The basic cellular processes underlying CE were originally described in Xenopus gastrulation. Subsequent genetic and molecular studies in Xenopus and zebrafish have shown how this process contributes to axis elongation in these organisms. In particular, such studies have dissected the regulation and function of PCP in CE. The identification of Wnt/PCP signaling as a key pathway required for collective cell migration and intercalation underlying CE during vertebrate gastrulation suggested a general molecular and cellular mechanism linking cell polarization to body axis elongation (reviewed by Gray et al., 2011). Subsequent studies have shown that these mechanisms are also key to other morphogenetic processes, such as elongation of the cochlear tube (Wang et al., 2005), jaw cartilage (Topczewski et al., 2001) and limb cartilage (Gao et al., 2011). However, it remains unclear to what extent Wnt/PCP-dependent CE contributes to elongation of these tissues. Wnt/PCP signaling is also involved in controlling processes other than cell polarization, such as cilia orientation. Whether and how these Wnt/PCP-dependent processes function in the CE that mediates body axis elongation during gastrulation remains to be elucidated.

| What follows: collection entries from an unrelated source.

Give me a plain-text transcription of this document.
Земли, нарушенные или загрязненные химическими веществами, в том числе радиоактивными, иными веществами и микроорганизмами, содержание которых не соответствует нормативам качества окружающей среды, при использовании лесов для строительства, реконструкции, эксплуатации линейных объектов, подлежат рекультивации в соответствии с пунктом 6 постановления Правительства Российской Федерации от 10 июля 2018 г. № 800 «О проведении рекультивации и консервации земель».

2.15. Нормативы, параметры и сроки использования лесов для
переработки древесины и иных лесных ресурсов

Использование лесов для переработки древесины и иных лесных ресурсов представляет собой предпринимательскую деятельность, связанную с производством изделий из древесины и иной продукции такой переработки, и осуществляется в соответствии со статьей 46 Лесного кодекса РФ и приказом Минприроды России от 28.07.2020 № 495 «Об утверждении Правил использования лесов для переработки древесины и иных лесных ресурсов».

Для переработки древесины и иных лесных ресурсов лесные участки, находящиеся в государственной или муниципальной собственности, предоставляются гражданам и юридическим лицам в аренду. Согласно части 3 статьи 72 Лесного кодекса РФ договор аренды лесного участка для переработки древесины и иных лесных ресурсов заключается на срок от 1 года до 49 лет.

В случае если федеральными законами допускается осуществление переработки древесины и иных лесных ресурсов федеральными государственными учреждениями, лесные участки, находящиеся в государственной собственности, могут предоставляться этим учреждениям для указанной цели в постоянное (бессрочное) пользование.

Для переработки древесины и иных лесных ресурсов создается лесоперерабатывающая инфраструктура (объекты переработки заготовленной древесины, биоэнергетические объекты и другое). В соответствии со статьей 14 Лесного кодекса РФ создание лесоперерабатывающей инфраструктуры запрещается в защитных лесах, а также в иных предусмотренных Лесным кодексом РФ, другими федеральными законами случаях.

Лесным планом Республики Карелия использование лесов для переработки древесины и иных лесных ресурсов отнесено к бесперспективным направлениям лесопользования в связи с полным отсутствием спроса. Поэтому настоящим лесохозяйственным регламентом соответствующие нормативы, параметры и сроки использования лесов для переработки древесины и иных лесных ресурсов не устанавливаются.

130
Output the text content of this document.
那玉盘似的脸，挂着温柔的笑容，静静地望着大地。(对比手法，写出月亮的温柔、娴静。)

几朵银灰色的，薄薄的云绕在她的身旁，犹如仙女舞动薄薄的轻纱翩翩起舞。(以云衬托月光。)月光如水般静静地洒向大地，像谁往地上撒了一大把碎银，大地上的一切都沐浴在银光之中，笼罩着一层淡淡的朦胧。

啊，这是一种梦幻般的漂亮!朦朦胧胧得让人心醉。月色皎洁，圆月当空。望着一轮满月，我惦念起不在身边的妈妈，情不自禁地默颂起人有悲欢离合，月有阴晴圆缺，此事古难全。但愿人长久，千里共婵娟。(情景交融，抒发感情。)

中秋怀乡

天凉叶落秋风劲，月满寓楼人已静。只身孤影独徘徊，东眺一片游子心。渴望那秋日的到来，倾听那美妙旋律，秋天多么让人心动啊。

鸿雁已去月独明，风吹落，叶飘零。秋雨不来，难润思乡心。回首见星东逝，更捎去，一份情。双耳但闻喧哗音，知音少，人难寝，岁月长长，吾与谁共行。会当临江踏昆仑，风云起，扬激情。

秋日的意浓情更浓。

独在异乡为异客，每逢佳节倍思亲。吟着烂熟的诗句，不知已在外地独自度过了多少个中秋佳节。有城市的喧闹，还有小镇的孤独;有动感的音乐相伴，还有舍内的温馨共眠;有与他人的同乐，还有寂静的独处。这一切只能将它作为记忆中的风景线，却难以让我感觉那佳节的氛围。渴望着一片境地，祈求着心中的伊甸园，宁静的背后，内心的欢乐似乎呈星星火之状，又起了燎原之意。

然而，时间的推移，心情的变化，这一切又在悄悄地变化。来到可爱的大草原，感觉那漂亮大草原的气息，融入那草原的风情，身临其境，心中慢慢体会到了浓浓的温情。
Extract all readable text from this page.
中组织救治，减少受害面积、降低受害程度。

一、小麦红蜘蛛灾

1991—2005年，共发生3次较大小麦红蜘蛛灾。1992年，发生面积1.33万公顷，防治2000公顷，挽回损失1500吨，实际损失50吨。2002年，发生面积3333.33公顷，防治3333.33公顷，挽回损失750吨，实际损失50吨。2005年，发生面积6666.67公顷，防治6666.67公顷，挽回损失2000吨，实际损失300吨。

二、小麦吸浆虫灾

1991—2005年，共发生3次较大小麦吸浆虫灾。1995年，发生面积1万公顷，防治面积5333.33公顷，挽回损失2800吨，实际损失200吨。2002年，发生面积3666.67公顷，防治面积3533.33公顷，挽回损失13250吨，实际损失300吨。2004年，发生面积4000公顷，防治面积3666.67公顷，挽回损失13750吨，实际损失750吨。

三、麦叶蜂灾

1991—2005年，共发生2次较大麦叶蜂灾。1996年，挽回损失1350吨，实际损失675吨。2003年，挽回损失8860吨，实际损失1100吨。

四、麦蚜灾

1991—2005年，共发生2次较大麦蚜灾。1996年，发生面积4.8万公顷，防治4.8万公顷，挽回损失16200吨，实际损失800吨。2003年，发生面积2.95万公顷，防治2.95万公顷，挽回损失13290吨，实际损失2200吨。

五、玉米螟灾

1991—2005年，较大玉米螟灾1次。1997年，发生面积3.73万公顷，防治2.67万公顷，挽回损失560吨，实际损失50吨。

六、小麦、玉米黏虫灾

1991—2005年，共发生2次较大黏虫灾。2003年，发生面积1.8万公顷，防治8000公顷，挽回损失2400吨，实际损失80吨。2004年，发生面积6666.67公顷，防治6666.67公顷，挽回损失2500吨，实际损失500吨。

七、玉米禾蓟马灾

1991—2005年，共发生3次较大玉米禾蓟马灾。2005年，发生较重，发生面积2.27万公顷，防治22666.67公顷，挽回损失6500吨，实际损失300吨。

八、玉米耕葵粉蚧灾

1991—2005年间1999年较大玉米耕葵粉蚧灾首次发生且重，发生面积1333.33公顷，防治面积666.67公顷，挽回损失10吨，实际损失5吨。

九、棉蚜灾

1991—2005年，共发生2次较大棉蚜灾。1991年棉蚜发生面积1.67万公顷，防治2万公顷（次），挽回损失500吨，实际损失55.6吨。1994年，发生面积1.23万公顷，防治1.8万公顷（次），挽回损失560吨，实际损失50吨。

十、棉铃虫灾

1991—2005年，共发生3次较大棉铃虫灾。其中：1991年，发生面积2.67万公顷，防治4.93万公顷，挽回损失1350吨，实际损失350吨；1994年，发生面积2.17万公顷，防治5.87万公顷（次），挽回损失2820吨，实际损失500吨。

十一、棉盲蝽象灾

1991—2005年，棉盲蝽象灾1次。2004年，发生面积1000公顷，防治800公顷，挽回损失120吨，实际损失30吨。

CE is a complex process that involves the integration of collective migration and cell intercalation. Despite differences in the molecular and cellular regulation of CE between species, there appears to be a common set of core cellular processes, such as cell polarization, actomyosin contraction and cell adhesion dynamics, by which CE is achieved in the various contexts. Questions remain as to the instructive signals and cues that polarize cells undergoing cell intercalation and collective cell migration during CE. Future studies to identify these signals and elucidate their roles in the core cellular processes underlying CE will unravel the basic principles by which CE functions in development.

We apologize to those whose work could not be cited directly owing to space constraints.